Knut niye ölmüştü? ilgisizliğimden. ya da Knut aşırı ilgiden ölmüştü. Knut Knut olduğu zamanlarda hiçbir kitabını okumadığım Knut Hamsun'u ve düğümü çağrıştırması dışında benim için pek bir önem teşkil etmiyordu ama gene de bir şekilde baktığım her kutup ayısında onu görmeme neden olacak kadar ünlü olmuş, sonunda da şöhretinin ağırlığı altında ezilip can vermişti.

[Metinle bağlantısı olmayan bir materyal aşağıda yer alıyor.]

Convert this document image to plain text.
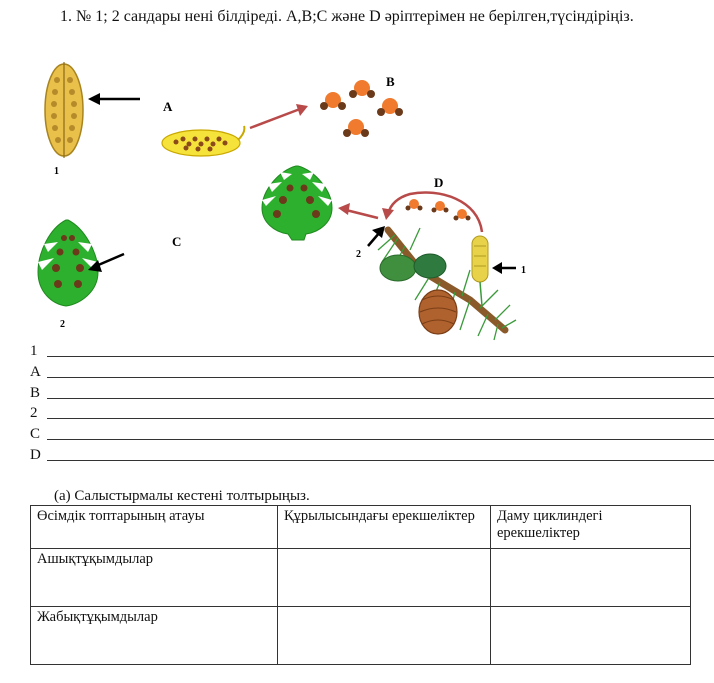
1. № 1; 2 сандары нені білдіреді. A,B;C және D әріптерімен не берілген,түсіндіріңіз.
1
A
B
D
2
1
C
2
1
A
B
2
C
D
(a) Салыстырмалы кестені толтырыңыз.
Өсімдік топтарының атауы	Құрылысындағы ерекшеліктер	Даму циклиндегі ерекшеліктер
Ашықтұқымдылар		
Жабықтұқымдылар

Berlin hayvanat bahçesindeki özel tasrım mağarasındaki Knut, kokainle parçalanmış damarlarının sırrını saklayan burnunun üzerine oturttuğu reybeninin ardındaki kan çanağı gözlerini, akşamdan kalmalığını alması umuduyla kafaya dikmeye hazırlandığı sabah viskisne dikmiş halde gözümün önünde canlanıyor bir an. acaba bir kutup ayısı olarak Knut'un hayata veda ettiği yaşın insan ömründeki karşılığı 27 olabilir mi? peki ben arkadaşımın çekiştirmesi vesilesiyle gittiğim panayırdaki topları deliklerden geçirmece tezgahının en makbul hediyesi olmasından ve benim de hırslı bir oyuncu olarak hep gözümü yükseklere dikmemden ötürü onu kazanmak istemem dışında Knut'la beş senedir yaşamakta olduğum bu topraklarda kurulabilecek en gevşek bağı kurmuşken neden şimdi oturup Knut'u düşünüyorum? hatta Knuuut ölmedii, yüreğimdee yaşıyoor diye korkunç marş uyarlamarı dönüyor kafamın içinde. tüm bunların şu anda çalışmaya oturmak istemememle, yaklaşık 10 gün sonra muhtemelen yalnızca ilk 15 dakikasını çalacağım ve gerisini çalma şansı bulamayacağım, halihazırda her tarafından sarkmakta olan 75 dakikalık programın neresinden tutup da çalışacağımı bilemememle falan alakası yok. bütün samimiyetimle Knut'u düşünüyorum.